Abstract For the first time, the class of simple N-crowdions is expanded to M × N -crowdions, dynamics of which is investigated in two-dimensional triangular Morse lattice by means of molecular dynamics simulations. The M × N -crowdions are excited by giving initial velocity V 0 to the chosen M × N block of atoms along a close-packed direction. In the notations here N is the number of neighboring atoms in one close-packed row and M is the number of neighboring rows. The 2 × 1 , 2 × 2 and 2 × 4 -crowdions are chosen for consideration.
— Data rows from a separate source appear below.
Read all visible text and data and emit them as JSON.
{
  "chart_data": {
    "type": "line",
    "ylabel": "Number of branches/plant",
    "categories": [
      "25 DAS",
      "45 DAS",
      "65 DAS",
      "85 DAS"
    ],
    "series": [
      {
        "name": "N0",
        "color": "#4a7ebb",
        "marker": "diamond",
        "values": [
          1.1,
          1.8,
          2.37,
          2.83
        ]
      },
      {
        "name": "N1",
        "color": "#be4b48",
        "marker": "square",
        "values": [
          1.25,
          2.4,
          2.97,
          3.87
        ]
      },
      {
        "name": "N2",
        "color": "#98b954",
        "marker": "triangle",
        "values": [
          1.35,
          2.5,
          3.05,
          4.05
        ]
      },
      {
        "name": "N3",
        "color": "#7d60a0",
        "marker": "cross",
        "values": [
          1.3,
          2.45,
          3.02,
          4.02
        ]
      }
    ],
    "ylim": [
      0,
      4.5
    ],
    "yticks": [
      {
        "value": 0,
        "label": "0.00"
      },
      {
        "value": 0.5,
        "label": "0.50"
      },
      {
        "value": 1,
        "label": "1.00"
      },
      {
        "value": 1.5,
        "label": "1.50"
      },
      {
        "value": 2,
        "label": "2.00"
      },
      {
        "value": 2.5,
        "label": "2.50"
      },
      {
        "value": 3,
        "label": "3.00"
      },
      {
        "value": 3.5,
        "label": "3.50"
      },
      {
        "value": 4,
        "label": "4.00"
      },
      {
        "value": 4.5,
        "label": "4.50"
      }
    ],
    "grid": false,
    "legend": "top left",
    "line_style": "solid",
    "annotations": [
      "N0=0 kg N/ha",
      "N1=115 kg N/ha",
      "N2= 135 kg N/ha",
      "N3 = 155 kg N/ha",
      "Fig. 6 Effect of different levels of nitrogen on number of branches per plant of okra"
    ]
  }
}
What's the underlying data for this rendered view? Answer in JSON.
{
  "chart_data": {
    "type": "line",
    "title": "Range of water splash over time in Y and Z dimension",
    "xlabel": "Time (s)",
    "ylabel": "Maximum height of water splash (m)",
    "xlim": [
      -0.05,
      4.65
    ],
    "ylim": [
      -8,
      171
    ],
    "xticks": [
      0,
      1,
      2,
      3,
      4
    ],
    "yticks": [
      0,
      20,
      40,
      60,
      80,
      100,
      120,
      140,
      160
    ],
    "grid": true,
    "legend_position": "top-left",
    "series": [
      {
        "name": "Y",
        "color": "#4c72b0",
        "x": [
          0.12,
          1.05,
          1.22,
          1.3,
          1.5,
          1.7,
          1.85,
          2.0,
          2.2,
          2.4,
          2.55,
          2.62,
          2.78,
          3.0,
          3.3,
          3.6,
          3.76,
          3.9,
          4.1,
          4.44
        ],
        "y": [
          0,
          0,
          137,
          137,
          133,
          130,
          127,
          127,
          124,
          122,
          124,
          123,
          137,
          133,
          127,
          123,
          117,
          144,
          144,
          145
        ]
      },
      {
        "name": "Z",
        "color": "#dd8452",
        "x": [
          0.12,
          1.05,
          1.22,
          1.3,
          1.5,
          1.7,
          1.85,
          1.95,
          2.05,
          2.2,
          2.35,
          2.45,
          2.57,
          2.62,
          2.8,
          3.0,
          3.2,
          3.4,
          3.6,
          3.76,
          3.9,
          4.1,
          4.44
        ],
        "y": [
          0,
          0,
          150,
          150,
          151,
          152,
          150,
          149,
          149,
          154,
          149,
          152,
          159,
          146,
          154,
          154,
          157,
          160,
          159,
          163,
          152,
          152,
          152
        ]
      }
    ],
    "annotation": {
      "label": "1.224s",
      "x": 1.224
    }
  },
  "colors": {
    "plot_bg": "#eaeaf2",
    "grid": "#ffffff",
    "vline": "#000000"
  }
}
It is found that the 2 × 1 and 2 × 2 -crowdions demonstrate stable dynamics, while the 2 × 2 -crowdions propagate longer distances and need less energy for their excitation in comparison with the 2 × 1 and classical 1 × 1 -crowdions. Unlike the first two, the 2 × 4 -crowdions are unstable and transform very quickly into the 2 × 2 -crowdions by losing interstitials, which are quasi-mobile and inclined by 60° with respect to the direction of the initial velocity vector. Maximal distances travelled by the crowdions as functions of initial velocity are calculated. The 2 × 2 and 2 × 4 -crowdions are found to be the most effective in mass transfer. The defect structure arising in the crystal as a result of initiation of M × N -crowdions and its dependence on the initial velocity is discussed.